С горечью и тревогой Франк констатирует упадок и разложение современной цивилизации, соглашаясь со Шпенглером, что европейская культура раскололась на постепенно подавляемую сферу духовного творчества и накопленную массу мертвых орудий и средств внешнего устроения жизни. За первыми обманчивыми историческими призывами к демократическим идеалам, рациональному политическому устроению, упорядоченности и “окультуренности” жизни обнаруживается второй слой, который таинственным образом переворачивает “святое” и “дьявольское”, обрекая человека на духовную пустоту.

С. Л. Франк провозглашает, что “Пушкин, как всякий истинный гений, живет в веках. Он не умирает, а, напротив, не только вообще продолжает жить в национальной памяти, но именно в смене эпох воскресает к новой жизни.” Возможно символично, что на смене тысячелетий мы обращаемся в великому творцу “вечному спутнику” по мнению Мережковского и “умнейшему человеку России” по выражению царя – Николая II.
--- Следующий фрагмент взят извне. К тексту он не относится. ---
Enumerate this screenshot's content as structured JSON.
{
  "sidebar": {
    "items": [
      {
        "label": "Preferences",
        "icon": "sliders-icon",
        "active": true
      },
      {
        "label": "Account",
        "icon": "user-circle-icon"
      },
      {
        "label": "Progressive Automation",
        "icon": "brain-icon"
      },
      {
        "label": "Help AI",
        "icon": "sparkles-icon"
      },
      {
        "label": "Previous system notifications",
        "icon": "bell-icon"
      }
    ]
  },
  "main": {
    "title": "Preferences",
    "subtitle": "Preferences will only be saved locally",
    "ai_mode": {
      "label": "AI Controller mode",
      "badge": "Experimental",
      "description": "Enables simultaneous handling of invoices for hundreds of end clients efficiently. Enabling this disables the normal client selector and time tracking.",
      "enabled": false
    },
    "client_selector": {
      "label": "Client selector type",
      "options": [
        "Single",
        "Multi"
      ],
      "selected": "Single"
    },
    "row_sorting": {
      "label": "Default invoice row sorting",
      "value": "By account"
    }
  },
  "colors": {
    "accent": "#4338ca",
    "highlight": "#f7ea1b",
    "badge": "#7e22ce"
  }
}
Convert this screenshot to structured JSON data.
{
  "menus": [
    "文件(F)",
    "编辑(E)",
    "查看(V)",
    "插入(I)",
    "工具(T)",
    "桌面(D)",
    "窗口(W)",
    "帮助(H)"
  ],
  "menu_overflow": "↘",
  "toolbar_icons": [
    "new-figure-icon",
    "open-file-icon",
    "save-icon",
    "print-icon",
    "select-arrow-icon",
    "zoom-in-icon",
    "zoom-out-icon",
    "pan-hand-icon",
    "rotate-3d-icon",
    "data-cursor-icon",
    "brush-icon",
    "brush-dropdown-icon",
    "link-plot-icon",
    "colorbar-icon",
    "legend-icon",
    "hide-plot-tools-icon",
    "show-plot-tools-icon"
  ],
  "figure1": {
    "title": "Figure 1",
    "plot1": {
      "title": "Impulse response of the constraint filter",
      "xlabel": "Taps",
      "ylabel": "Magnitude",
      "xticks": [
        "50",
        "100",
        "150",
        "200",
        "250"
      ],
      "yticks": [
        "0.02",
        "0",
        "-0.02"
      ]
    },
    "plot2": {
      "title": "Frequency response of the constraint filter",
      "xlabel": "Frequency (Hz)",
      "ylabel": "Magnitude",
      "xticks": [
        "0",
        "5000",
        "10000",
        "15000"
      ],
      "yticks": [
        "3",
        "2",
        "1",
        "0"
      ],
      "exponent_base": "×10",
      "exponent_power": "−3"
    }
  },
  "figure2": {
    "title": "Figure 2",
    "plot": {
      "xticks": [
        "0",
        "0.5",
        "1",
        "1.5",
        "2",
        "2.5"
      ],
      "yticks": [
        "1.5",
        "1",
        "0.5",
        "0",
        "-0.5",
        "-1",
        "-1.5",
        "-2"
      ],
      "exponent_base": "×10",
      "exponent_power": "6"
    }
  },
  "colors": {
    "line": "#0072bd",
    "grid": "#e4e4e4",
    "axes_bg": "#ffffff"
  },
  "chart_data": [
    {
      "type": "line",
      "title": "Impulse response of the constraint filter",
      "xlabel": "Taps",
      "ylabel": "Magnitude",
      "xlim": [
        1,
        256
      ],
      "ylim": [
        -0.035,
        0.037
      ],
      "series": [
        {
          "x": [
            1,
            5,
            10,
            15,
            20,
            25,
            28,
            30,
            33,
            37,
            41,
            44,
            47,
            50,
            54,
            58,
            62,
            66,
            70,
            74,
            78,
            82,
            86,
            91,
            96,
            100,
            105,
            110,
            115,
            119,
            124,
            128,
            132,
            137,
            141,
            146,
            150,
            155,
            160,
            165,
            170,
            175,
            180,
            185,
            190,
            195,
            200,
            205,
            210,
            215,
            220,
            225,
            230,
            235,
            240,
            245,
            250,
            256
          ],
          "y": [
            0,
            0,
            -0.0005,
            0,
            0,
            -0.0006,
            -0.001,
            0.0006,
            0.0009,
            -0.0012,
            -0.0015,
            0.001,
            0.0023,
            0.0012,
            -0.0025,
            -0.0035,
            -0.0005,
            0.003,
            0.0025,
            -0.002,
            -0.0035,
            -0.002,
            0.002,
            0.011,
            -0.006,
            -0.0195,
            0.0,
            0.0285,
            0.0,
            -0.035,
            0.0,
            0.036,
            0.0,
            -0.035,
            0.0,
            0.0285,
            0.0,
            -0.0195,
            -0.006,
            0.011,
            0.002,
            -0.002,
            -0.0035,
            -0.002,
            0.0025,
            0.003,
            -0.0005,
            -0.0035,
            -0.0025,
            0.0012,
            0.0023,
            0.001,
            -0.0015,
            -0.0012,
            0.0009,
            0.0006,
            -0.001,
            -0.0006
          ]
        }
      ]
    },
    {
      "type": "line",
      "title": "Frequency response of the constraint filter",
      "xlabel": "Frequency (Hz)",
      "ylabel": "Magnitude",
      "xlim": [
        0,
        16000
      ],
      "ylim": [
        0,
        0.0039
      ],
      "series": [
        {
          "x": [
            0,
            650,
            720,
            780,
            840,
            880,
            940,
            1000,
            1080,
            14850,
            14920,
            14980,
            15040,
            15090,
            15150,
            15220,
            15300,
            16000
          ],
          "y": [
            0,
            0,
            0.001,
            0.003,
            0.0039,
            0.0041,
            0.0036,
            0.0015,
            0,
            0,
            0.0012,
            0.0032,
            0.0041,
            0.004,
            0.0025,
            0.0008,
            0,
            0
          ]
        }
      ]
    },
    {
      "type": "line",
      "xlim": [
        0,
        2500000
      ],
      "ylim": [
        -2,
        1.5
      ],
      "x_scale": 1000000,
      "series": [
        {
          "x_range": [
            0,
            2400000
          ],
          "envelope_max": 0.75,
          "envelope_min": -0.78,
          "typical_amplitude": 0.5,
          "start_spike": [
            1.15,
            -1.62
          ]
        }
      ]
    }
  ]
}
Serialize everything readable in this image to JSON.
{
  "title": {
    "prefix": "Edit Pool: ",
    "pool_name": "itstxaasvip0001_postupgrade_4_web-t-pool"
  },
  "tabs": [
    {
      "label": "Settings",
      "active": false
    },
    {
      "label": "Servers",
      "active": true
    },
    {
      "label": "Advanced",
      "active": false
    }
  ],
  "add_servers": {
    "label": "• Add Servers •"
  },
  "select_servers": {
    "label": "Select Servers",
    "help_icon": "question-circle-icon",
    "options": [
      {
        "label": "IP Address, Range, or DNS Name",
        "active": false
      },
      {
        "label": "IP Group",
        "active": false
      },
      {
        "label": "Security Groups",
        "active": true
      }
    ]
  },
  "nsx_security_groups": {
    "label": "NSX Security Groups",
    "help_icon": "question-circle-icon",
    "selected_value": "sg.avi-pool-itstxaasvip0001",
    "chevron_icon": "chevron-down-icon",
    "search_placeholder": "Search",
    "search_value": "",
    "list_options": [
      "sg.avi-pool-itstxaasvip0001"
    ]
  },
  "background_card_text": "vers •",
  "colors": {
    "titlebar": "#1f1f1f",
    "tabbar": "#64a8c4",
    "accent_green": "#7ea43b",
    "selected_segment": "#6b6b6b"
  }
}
С. Л. Франк подчеркивает, что: “Каждая эпоха видит и ценит в Пушкине то, что ей доступно и нужно, и поэтому новая эпоха может открыть в его духовном образе то, что оставалось недоступным прежним”. Франк был уверен, что Пушкин ни только как поэт, но и как духовная личность, далеко опередил русское национальное сознание.

Поэзия А. С. Пушкина, его прозаические работы передают “огромное, оригинальное и неоцененное духовное содержание.” Перед нами Пушкин предстает и как политический мыслитель, поэтому Франк рассматривает политическое мировоззрение А. С. Пушкина.

Проблема политического мировоззрения Пушкина впервые ставится Франком. “Тщетно также стали бы мы искать, – пишет Франк, – главы о Пушкине в многочисленных “историях русской мысли”, которые, как известно, в значительной мере были историями русских политических идей. История русской мыли, с интересом и вниманием исследовавшая и самые узкие и грубые, и самые фантастические общественно-поэтические построения русских умов, молча проходила мимо Пушкина... Этому содействовало, конечно и то, что вплоть до революции 1917 года русская политическая мысль шла путями совершенно иными, чем политическая мысль Пушкина.”1

Франк ставит задачу – добросовестно и духовно свободно понять и оценить политическое мировоззрение Пушкина как “изумительное историческое явление русской мысли”, подчеркивая в своем исследовании, что величайший русский поэт был также величайшим русским политически мыслителем XIX века.

Франк подчеркивает, что в глубоком слое духовной жизни поэта отмечается “созревание его политического мировоззрения - и притом в сторону консерватизма”. Главным памятником является драма “Борис Годунов”, изучение истории Смуты приводит его к убеждению, что монархия в народном сознании являет фундамент русской политической жизни.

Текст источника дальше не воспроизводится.